Camera technology is advancing, too. Colin Coates, product manager for imaging at Andor Technology, says that they are developing a detector technology called Scientific CMOS (sCMOS). “The sensor we are launching with is 5.5 megapixel, yet is capable of running at 100 frames/sec with only three electrons read noise,” says Coates. “Slow down to 30 frames/sec and the noise floor drops to less than two electrons. This level of noise performance is attainable by only the very best CCDs under extremely slow readout. The pixels are 6.5 um in order to provide good oversampling of optical microscopy diffraction limits, yet the true dynamic range is an extremely impressive 20,000:1.” This is a leap from the best CCDs used for live-cell imaging today, which are capable of approximately 6 electrons read noise at 11 frames/sec, with 3000:1 dynamic range. Coates notes that “Andor’s sCMOS cameras will also be unique compared to previous CMOS technologies, in terms of offering less than 1% non-linearity and negligible fixed pattern noise—factors that have previously impeded the acceptance of CMOS for scientific usage.”
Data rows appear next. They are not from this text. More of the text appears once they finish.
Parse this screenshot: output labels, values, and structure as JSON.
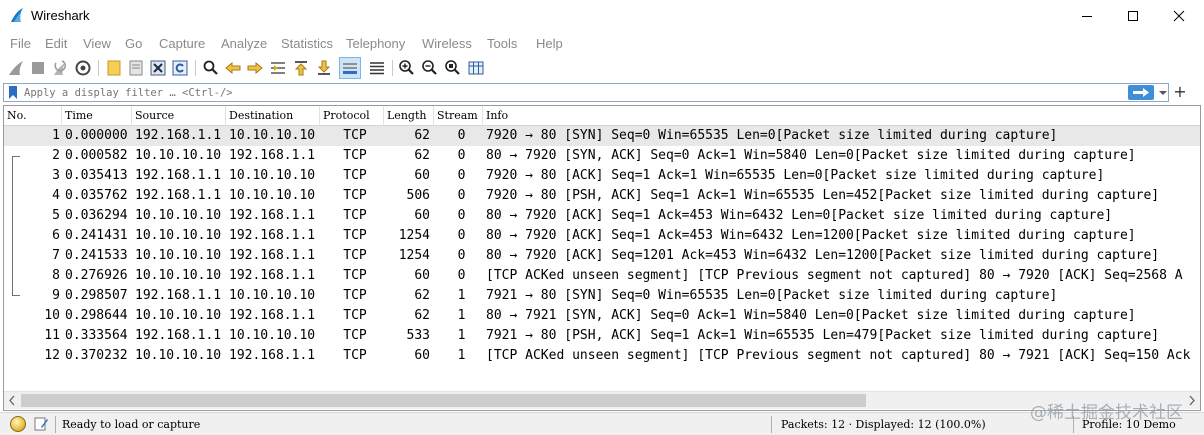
{
  "window": {
    "title": "Wireshark"
  },
  "menu": [
    "File",
    "Edit",
    "View",
    "Go",
    "Capture",
    "Analyze",
    "Statistics",
    "Telephony",
    "Wireless",
    "Tools",
    "Help"
  ],
  "filter": {
    "placeholder": "Apply a display filter … <Ctrl-/>",
    "add_label": "+"
  },
  "columns": {
    "no": "No.",
    "time": "Time",
    "source": "Source",
    "destination": "Destination",
    "protocol": "Protocol",
    "length": "Length",
    "stream": "Stream",
    "info": "Info"
  },
  "packets": [
    {
      "no": "1",
      "time": "0.000000",
      "src": "192.168.1.1",
      "dst": "10.10.10.10",
      "proto": "TCP",
      "len": "62",
      "stream": "0",
      "info": "7920 → 80 [SYN] Seq=0 Win=65535 Len=0[Packet size limited during capture]"
    },
    {
      "no": "2",
      "time": "0.000582",
      "src": "10.10.10.10",
      "dst": "192.168.1.1",
      "proto": "TCP",
      "len": "62",
      "stream": "0",
      "info": "80 → 7920 [SYN, ACK] Seq=0 Ack=1 Win=5840 Len=0[Packet size limited during capture]"
    },
    {
      "no": "3",
      "time": "0.035413",
      "src": "192.168.1.1",
      "dst": "10.10.10.10",
      "proto": "TCP",
      "len": "60",
      "stream": "0",
      "info": "7920 → 80 [ACK] Seq=1 Ack=1 Win=65535 Len=0[Packet size limited during capture]"
    },
    {
      "no": "4",
      "time": "0.035762",
      "src": "192.168.1.1",
      "dst": "10.10.10.10",
      "proto": "TCP",
      "len": "506",
      "stream": "0",
      "info": "7920 → 80 [PSH, ACK] Seq=1 Ack=1 Win=65535 Len=452[Packet size limited during capture]"
    },
    {
      "no": "5",
      "time": "0.036294",
      "src": "10.10.10.10",
      "dst": "192.168.1.1",
      "proto": "TCP",
      "len": "60",
      "stream": "0",
      "info": "80 → 7920 [ACK] Seq=1 Ack=453 Win=6432 Len=0[Packet size limited during capture]"
    },
    {
      "no": "6",
      "time": "0.241431",
      "src": "10.10.10.10",
      "dst": "192.168.1.1",
      "proto": "TCP",
      "len": "1254",
      "stream": "0",
      "info": "80 → 7920 [ACK] Seq=1 Ack=453 Win=6432 Len=1200[Packet size limited during capture]"
    },
    {
      "no": "7",
      "time": "0.241533",
      "src": "10.10.10.10",
      "dst": "192.168.1.1",
      "proto": "TCP",
      "len": "1254",
      "stream": "0",
      "info": "80 → 7920 [ACK] Seq=1201 Ack=453 Win=6432 Len=1200[Packet size limited during capture]"
    },
    {
      "no": "8",
      "time": "0.276926",
      "src": "10.10.10.10",
      "dst": "192.168.1.1",
      "proto": "TCP",
      "len": "60",
      "stream": "0",
      "info": "[TCP ACKed unseen segment] [TCP Previous segment not captured] 80 → 7920 [ACK] Seq=2568 A"
    },
    {
      "no": "9",
      "time": "0.298507",
      "src": "192.168.1.1",
      "dst": "10.10.10.10",
      "proto": "TCP",
      "len": "62",
      "stream": "1",
      "info": "7921 → 80 [SYN] Seq=0 Win=65535 Len=0[Packet size limited during capture]"
    },
    {
      "no": "10",
      "time": "0.298644",
      "src": "10.10.10.10",
      "dst": "192.168.1.1",
      "proto": "TCP",
      "len": "62",
      "stream": "1",
      "info": "80 → 7921 [SYN, ACK] Seq=0 Ack=1 Win=5840 Len=0[Packet size limited during capture]"
    },
    {
      "no": "11",
      "time": "0.333564",
      "src": "192.168.1.1",
      "dst": "10.10.10.10",
      "proto": "TCP",
      "len": "533",
      "stream": "1",
      "info": "7921 → 80 [PSH, ACK] Seq=1 Ack=1 Win=65535 Len=479[Packet size limited during capture]"
    },
    {
      "no": "12",
      "time": "0.370232",
      "src": "10.10.10.10",
      "dst": "192.168.1.1",
      "proto": "TCP",
      "len": "60",
      "stream": "1",
      "info": "[TCP ACKed unseen segment] [TCP Previous segment not captured] 80 → 7921 [ACK] Seq=150 Ack"
    }
  ],
  "status": {
    "ready": "Ready to load or capture",
    "packets": "Packets: 12 · Displayed: 12 (100.0%)",
    "profile": "Profile: 10 Demo"
  },
  "watermark": "@稀土掘金技术社区",
  "colors": {
    "selected_row": "#e8e8e8",
    "apply_button": "#3d8fd8",
    "menu_text": "#8a8a8a"
  }
}
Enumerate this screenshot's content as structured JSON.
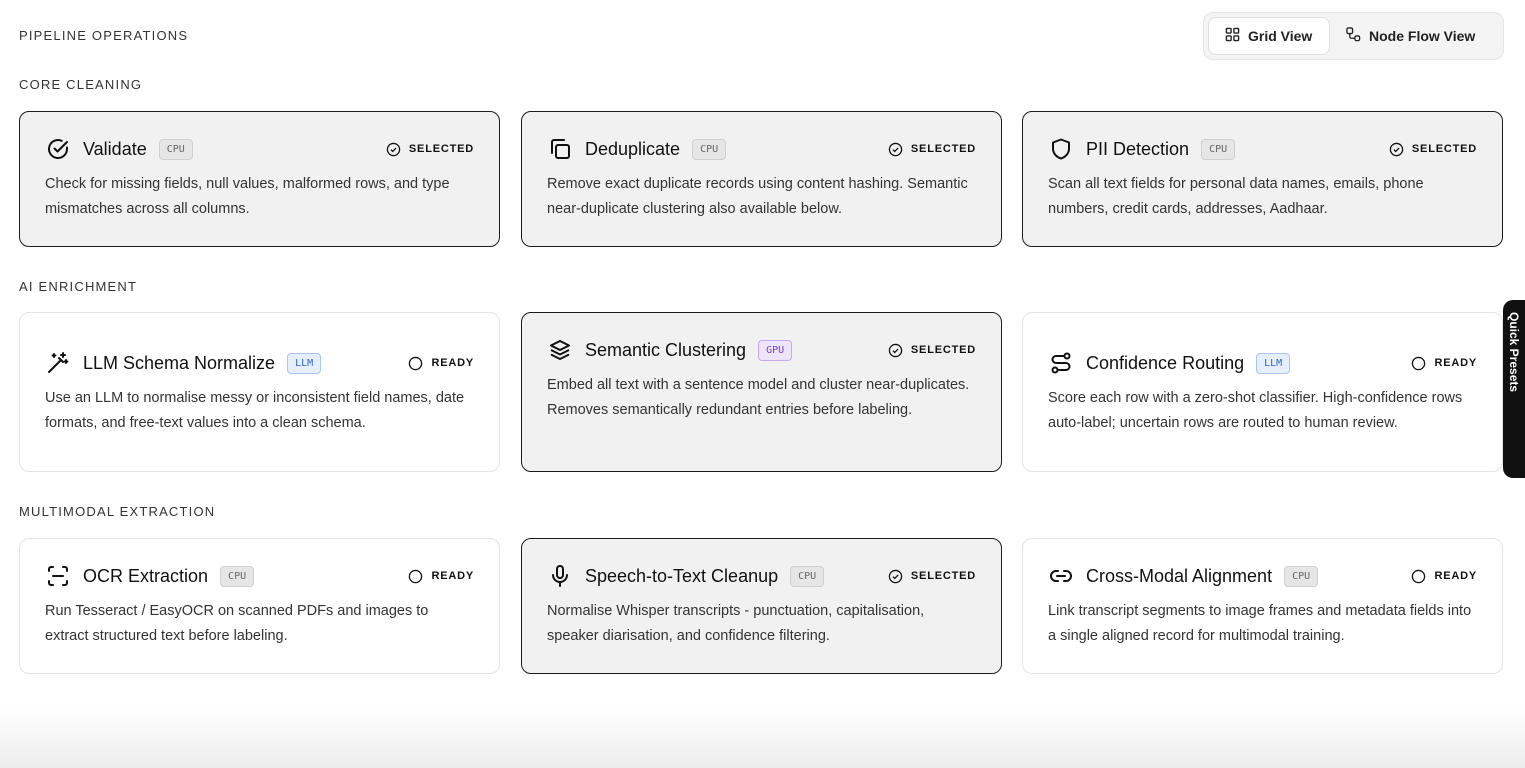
{
  "header": {
    "title": "PIPELINE OPERATIONS",
    "views": [
      {
        "label": "Grid View",
        "icon": "grid-icon",
        "active": true
      },
      {
        "label": "Node Flow View",
        "icon": "node-flow-icon",
        "active": false
      }
    ]
  },
  "sections": [
    {
      "title": "CORE CLEANING",
      "cards": [
        {
          "icon": "check-circle-icon",
          "title": "Validate",
          "tag": "CPU",
          "status": "SELECTED",
          "desc": "Check for missing fields, null values, malformed rows, and type mismatches across all columns."
        },
        {
          "icon": "copy-icon",
          "title": "Deduplicate",
          "tag": "CPU",
          "status": "SELECTED",
          "desc": "Remove exact duplicate records using content hashing. Semantic near-duplicate clustering also available below."
        },
        {
          "icon": "shield-icon",
          "title": "PII Detection",
          "tag": "CPU",
          "status": "SELECTED",
          "desc": "Scan all text fields for personal data names, emails, phone numbers, credit cards, addresses, Aadhaar."
        }
      ]
    },
    {
      "title": "AI ENRICHMENT",
      "cards": [
        {
          "icon": "magic-wand-icon",
          "title": "LLM Schema Normalize",
          "tag": "LLM",
          "status": "READY",
          "desc": "Use an LLM to normalise messy or inconsistent field names, date formats, and free-text values into a clean schema."
        },
        {
          "icon": "layers-icon",
          "title": "Semantic Clustering",
          "tag": "GPU",
          "status": "SELECTED",
          "desc": "Embed all text with a sentence model and cluster near-duplicates. Removes semantically redundant entries before labeling."
        },
        {
          "icon": "route-icon",
          "title": "Confidence Routing",
          "tag": "LLM",
          "status": "READY",
          "desc": "Score each row with a zero-shot classifier. High-confidence rows auto-label; uncertain rows are routed to human review."
        }
      ]
    },
    {
      "title": "MULTIMODAL EXTRACTION",
      "cards": [
        {
          "icon": "scan-icon",
          "title": "OCR Extraction",
          "tag": "CPU",
          "status": "READY",
          "desc": "Run Tesseract / EasyOCR on scanned PDFs and images to extract structured text before labeling."
        },
        {
          "icon": "microphone-icon",
          "title": "Speech-to-Text Cleanup",
          "tag": "CPU",
          "status": "SELECTED",
          "desc": "Normalise Whisper transcripts - punctuation, capitalisation, speaker diarisation, and confidence filtering."
        },
        {
          "icon": "link-icon",
          "title": "Cross-Modal Alignment",
          "tag": "CPU",
          "status": "READY",
          "desc": "Link transcript segments to image frames and metadata fields into a single aligned record for multimodal training."
        }
      ]
    }
  ],
  "side_tab": {
    "label": "Quick Presets",
    "icon": "sparkle-icon"
  }
}
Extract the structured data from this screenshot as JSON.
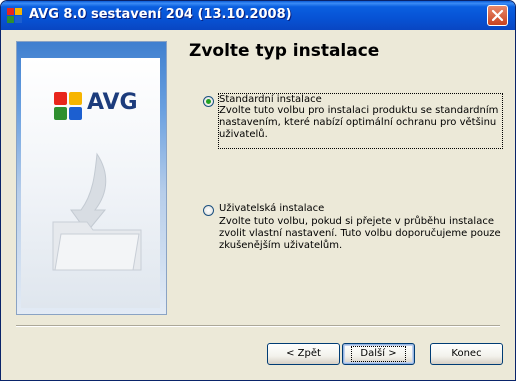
{
  "window": {
    "title": "AVG 8.0 sestavení 204 (13.10.2008)",
    "close_label": "close"
  },
  "banner": {
    "logo_text": "AVG"
  },
  "page": {
    "heading": "Zvolte typ instalace"
  },
  "options": [
    {
      "label": "Standardní instalace",
      "description": "Zvolte tuto volbu pro instalaci produktu se standardním nastavením, které nabízí optimální ochranu pro většinu uživatelů.",
      "selected": true
    },
    {
      "label": "Uživatelská instalace",
      "description": "Zvolte tuto volbu, pokud si přejete v průběhu instalace zvolit vlastní nastavení. Tuto volbu doporučujeme pouze zkušenějším uživatelům.",
      "selected": false
    }
  ],
  "buttons": {
    "back": "< Zpět",
    "next": "Další >",
    "cancel": "Konec"
  },
  "colors": {
    "titlebar": "#0752d4",
    "dialog_bg": "#ece9d8",
    "radio_dot": "#21a121"
  }
}
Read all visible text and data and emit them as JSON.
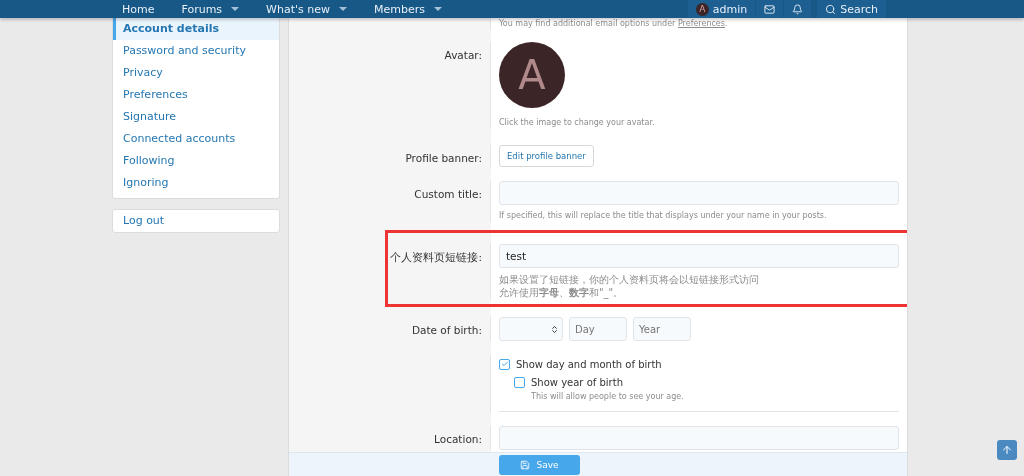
{
  "nav": {
    "items": [
      {
        "label": "Home",
        "dropdown": false
      },
      {
        "label": "Forums",
        "dropdown": true
      },
      {
        "label": "What's new",
        "dropdown": true
      },
      {
        "label": "Members",
        "dropdown": true
      }
    ],
    "user_initial": "A",
    "user": "admin",
    "search": "Search"
  },
  "sidebar": {
    "items": [
      {
        "label": "Account details",
        "selected": true
      },
      {
        "label": "Password and security",
        "selected": false
      },
      {
        "label": "Privacy",
        "selected": false
      },
      {
        "label": "Preferences",
        "selected": false
      },
      {
        "label": "Signature",
        "selected": false
      },
      {
        "label": "Connected accounts",
        "selected": false
      },
      {
        "label": "Following",
        "selected": false
      },
      {
        "label": "Ignoring",
        "selected": false
      }
    ],
    "logout": "Log out"
  },
  "form": {
    "rows": [
      {
        "kind": "note",
        "text": "You may find additional email options under ",
        "link": "Preferences",
        "after": "."
      },
      {
        "kind": "avatar",
        "label": "Avatar:",
        "initial": "A",
        "hints": [
          "Click the image to change your avatar."
        ]
      },
      {
        "kind": "button",
        "label": "Profile banner:",
        "button": "Edit profile banner"
      },
      {
        "kind": "text",
        "label": "Custom title:",
        "hints": [
          "If specified, this will replace the title that displays under your name in your posts."
        ],
        "highlighted": false
      },
      {
        "kind": "text",
        "label": "个人资料页短链接:",
        "value": "test",
        "hints": [
          "如果设置了短链接，你的个人资料页将会以短链接形式访问",
          "允许使用**字母**、**数字**和\"_\"。"
        ],
        "highlighted": true
      },
      {
        "kind": "date",
        "label": "Date of birth:",
        "day_placeholder": "Day",
        "year_placeholder": "Year"
      },
      {
        "kind": "checks",
        "checks": [
          {
            "label": "Show day and month of birth",
            "checked": true,
            "children": [
              {
                "label": "Show year of birth",
                "checked": false,
                "hint": "This will allow people to see your age."
              }
            ]
          }
        ]
      },
      {
        "kind": "text",
        "label": "Location:",
        "highlighted": false
      }
    ],
    "save": "Save"
  }
}
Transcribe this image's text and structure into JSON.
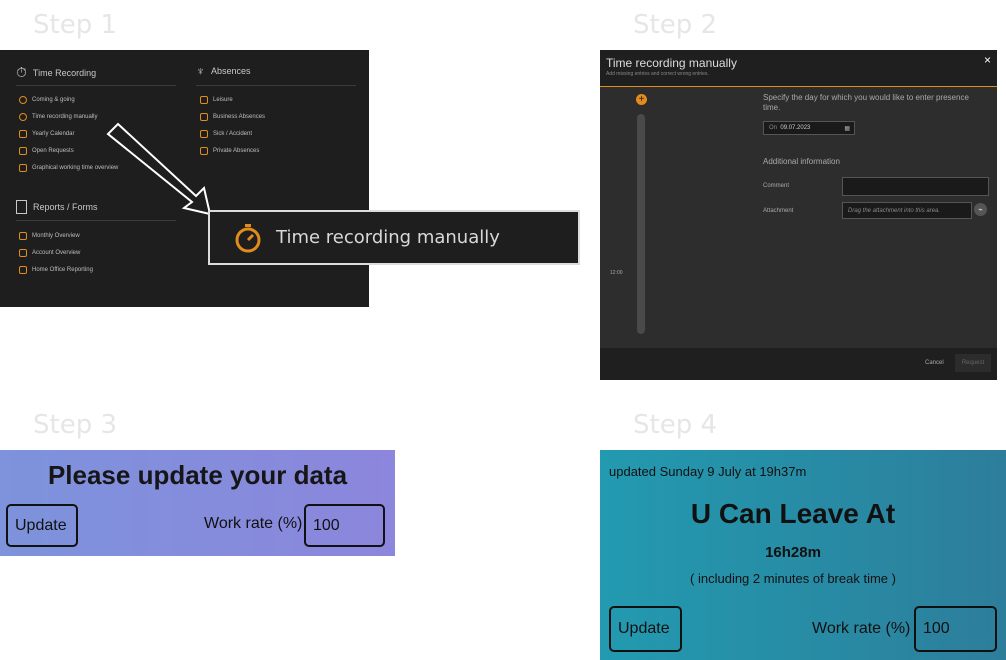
{
  "steps": {
    "s1": "Step 1",
    "s2": "Step 2",
    "s3": "Step 3",
    "s4": "Step 4"
  },
  "step1": {
    "time_recording": {
      "title": "Time Recording",
      "items": [
        "Coming & going",
        "Time recording manually",
        "Yearly Calendar",
        "Open Requests",
        "Graphical working time overview"
      ]
    },
    "absences": {
      "title": "Absences",
      "items": [
        "Leisure",
        "Business Absences",
        "Sick / Accident",
        "Private Absences"
      ]
    },
    "reports": {
      "title": "Reports / Forms",
      "items": [
        "Monthly Overview",
        "Account Overview",
        "Home Office Reporting"
      ]
    },
    "popup_label": "Time recording manually",
    "accent_color": "#e38b1c"
  },
  "step2": {
    "title": "Time recording manually",
    "subtitle": "Add missing entries and correct wrong entries.",
    "instruction": "Specify the day for which you would like to enter presence time.",
    "date_prefix": "On",
    "date_value": "09.07.2023",
    "additional": "Additional information",
    "comment_label": "Comment",
    "attachment_label": "Attachment",
    "attachment_placeholder": "Drag the attachment into this area.",
    "time_tick": "12:00",
    "cancel": "Cancel",
    "request": "Request",
    "close": "×"
  },
  "step3": {
    "heading": "Please update your data",
    "update": "Update",
    "workrate_label": "Work rate (%)",
    "workrate_value": "100"
  },
  "step4": {
    "updated": "updated Sunday 9 July at 19h37m",
    "heading": "U Can Leave At",
    "time": "16h28m",
    "note": "( including 2 minutes of break time )",
    "update": "Update",
    "workrate_label": "Work rate (%)",
    "workrate_value": "100"
  }
}
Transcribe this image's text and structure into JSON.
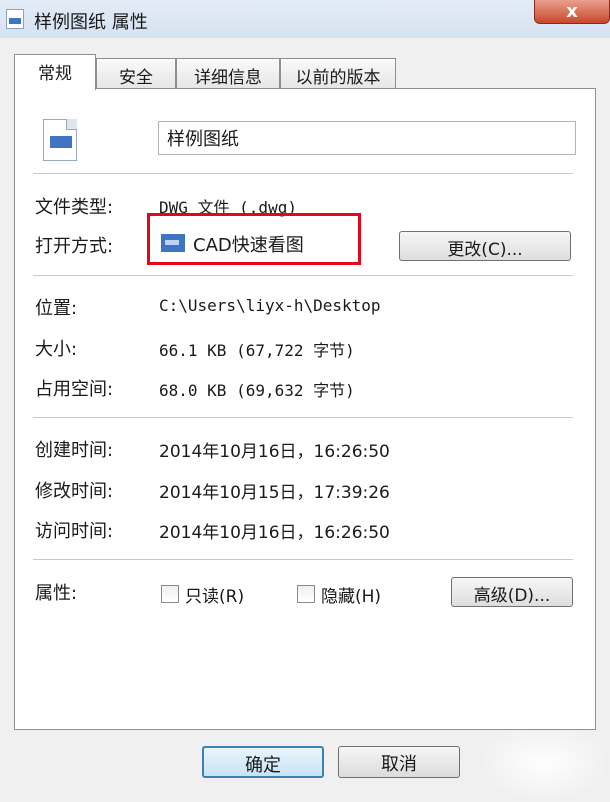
{
  "window": {
    "title": "样例图纸 属性",
    "close_label": "x"
  },
  "tabs": [
    {
      "label": "常规"
    },
    {
      "label": "安全"
    },
    {
      "label": "详细信息"
    },
    {
      "label": "以前的版本"
    }
  ],
  "general": {
    "file_name": "样例图纸",
    "file_type_label": "文件类型:",
    "file_type_value": "DWG 文件 (.dwg)",
    "open_with_label": "打开方式:",
    "open_with_value": "CAD快速看图",
    "change_button": "更改(C)...",
    "location_label": "位置:",
    "location_value": "C:\\Users\\liyx-h\\Desktop",
    "size_label": "大小:",
    "size_value": "66.1 KB (67,722 字节)",
    "size_on_disk_label": "占用空间:",
    "size_on_disk_value": "68.0 KB (69,632 字节)",
    "created_label": "创建时间:",
    "created_value": "2014年10月16日，16:26:50",
    "modified_label": "修改时间:",
    "modified_value": "2014年10月15日，17:39:26",
    "accessed_label": "访问时间:",
    "accessed_value": "2014年10月16日，16:26:50",
    "attributes_label": "属性:",
    "readonly_label": "只读(R)",
    "hidden_label": "隐藏(H)",
    "advanced_button": "高级(D)..."
  },
  "footer": {
    "ok": "确定",
    "cancel": "取消"
  },
  "icons": {
    "file": "dwg-file-icon",
    "app": "cad-app-icon",
    "title": "document-icon"
  },
  "colors": {
    "highlight_box": "#e3071b",
    "default_button_border": "#3c7fb1"
  }
}
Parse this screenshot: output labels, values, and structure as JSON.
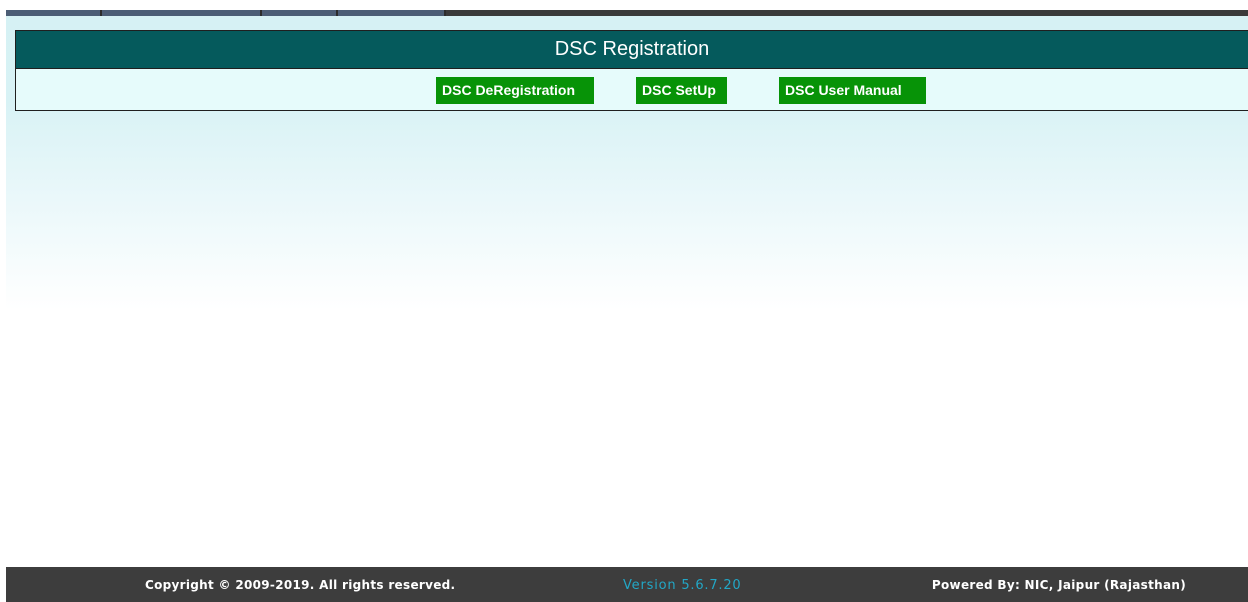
{
  "panel": {
    "title": "DSC Registration",
    "buttons": {
      "deregistration": "DSC DeRegistration",
      "setup": "DSC SetUp",
      "user_manual": "DSC User Manual"
    }
  },
  "footer": {
    "copyright": "Copyright © 2009-2019. All rights reserved.",
    "version": "Version 5.6.7.20",
    "powered_by": "Powered By: NIC, Jaipur (Rajasthan)"
  },
  "colors": {
    "header_bg": "#055a5c",
    "button_bg": "#079307",
    "footer_bg": "#3d3d3d",
    "version_text": "#22a7c6"
  }
}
According to Coates, “the next big wave of advancement in live-cell imaging comes from super-resolution ‘nanoscopy,’ which offers the potential to specifically probe sub-cellular structural interactions at resolutions well below the classical diffractions limits. The biggest potential sub-diffraction improvements come from the stochastic photo-activatable single molecule techniques (PALM/STORM), which offer 20-30 nm in the axial plane and even 60-70 nm in the axial plane. There is a lot of proving to be done by these new systems with real living samples, but there is no doubt that within a few years the major hurdles of optical drift stability, data collection speed, and faster ‘real time’ processing will have been largely overcome.”